Relationship ROI

Nothing exceeds the value of relationships that are based on shared trust, clear communication, performance excellence and a focus on making great things happen through mutual efforts.

By Dean Horowitz, Publisher | December 31, 2003


Dean Horowitz, Publisher

Nothing exceeds the value of relationships in the home building business. Nothing. OK, let’s qualify that: Nothing exceeds the value of relationships that are based on shared trust, clear communication, performance excellence and a focus on making great things happen through mutual efforts.

Over the summer, I was with a few builders who lamented the biggest change in the residential construction industry: the loss of the handshake agreement. Their fathers built communities based on the simplest agreements. “You agree to get your team here on Monday morning of the third week of June. You get the materials here on Tuesday. I will pay you on Friday.” They blame the influx of business school graduates in the home building industry for the loss of trust. Their position is that these “outsiders” have made this an impersonal business.

An interesting perspective, but business relationships fundamentally must change at the same speed as your business. If a relationship isn’t changing positively, then it must be dying.

As a builder, you scrutinize the value of supply chain relationships. You set expectations and minimum performance requirements for trades — a step that probably isn’t necessary if you create trade relationships collaboratively. Personnel shifting among competing companies seems more rampant than ever, and the availability of some building materials and the liability issues associated with others mean your friend might cost you delays or be named alongside you in a lawsuit. Frequent government code and governing body changes bring stress for everyone, and insurance requirements often dictate many areas of a building business, a fact that isn’t going away.

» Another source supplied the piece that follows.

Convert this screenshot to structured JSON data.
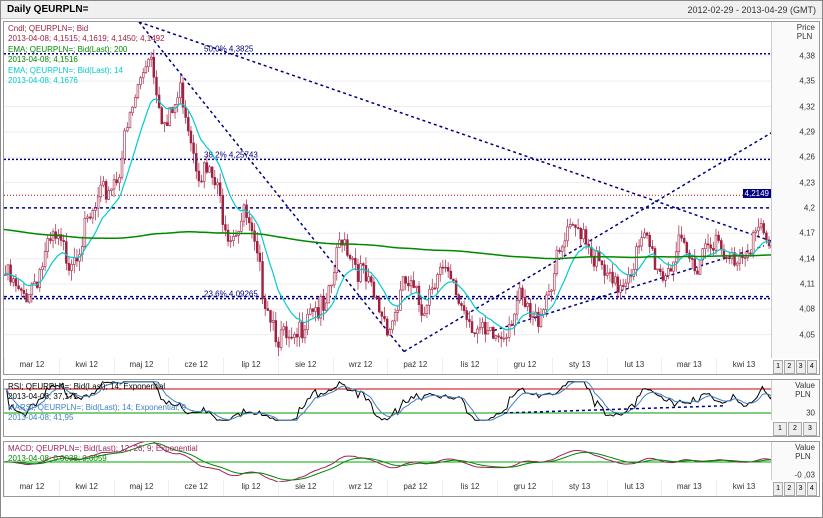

Can this environment accommodate the trust required for handshake deals? Despite the simplicity and speed it provides, few relationships in home building can afford a handshake agreement any longer. We are not at a point of change but perhaps a point of realization of the change.

Contracts are now one of our most significant communication platforms to ensure that work gets done on time, on budget and with the same understanding. This never happened with a handshake.

But intangible assets — the relationships formed between individuals — can’t be inventoried because they forever are changing. One elusive element in valuing a building firm is the actual power of its relationships. A bank’s process of evaluating a loan for a company includes its relationships. The bank uses the five C’s — character, capacity, capital, collateral and cash flow — as criteria and an interpretation of the business. Who and what the building firm is at its core, including business ethics, product differentiation and sales strategies, attract and simultaneously push away relationships that define that company’s character. Character, as defined by these relationships, influences a company’s access to capital and therefore the opportunities for growth and, in many instances, survival.

A few days ago, I was told business friendships aren’t really friendships at all. They are relationships based solely on mutual financial and political needs. You might spend a great deal of time with your employees and business associates, but when it comes down to it, they will choose self-preservation above you and the so-called friendship. Talk about cold. Perhaps times have changed and only a lucky few builders create business friendships that thrive. Maybe individual workers are out only for themselves.

One thing is irrefutable, though: Home building is not an automated business. The value of the handshake or written contract rests in the hands of individuals and the spirit they bring to the relationship.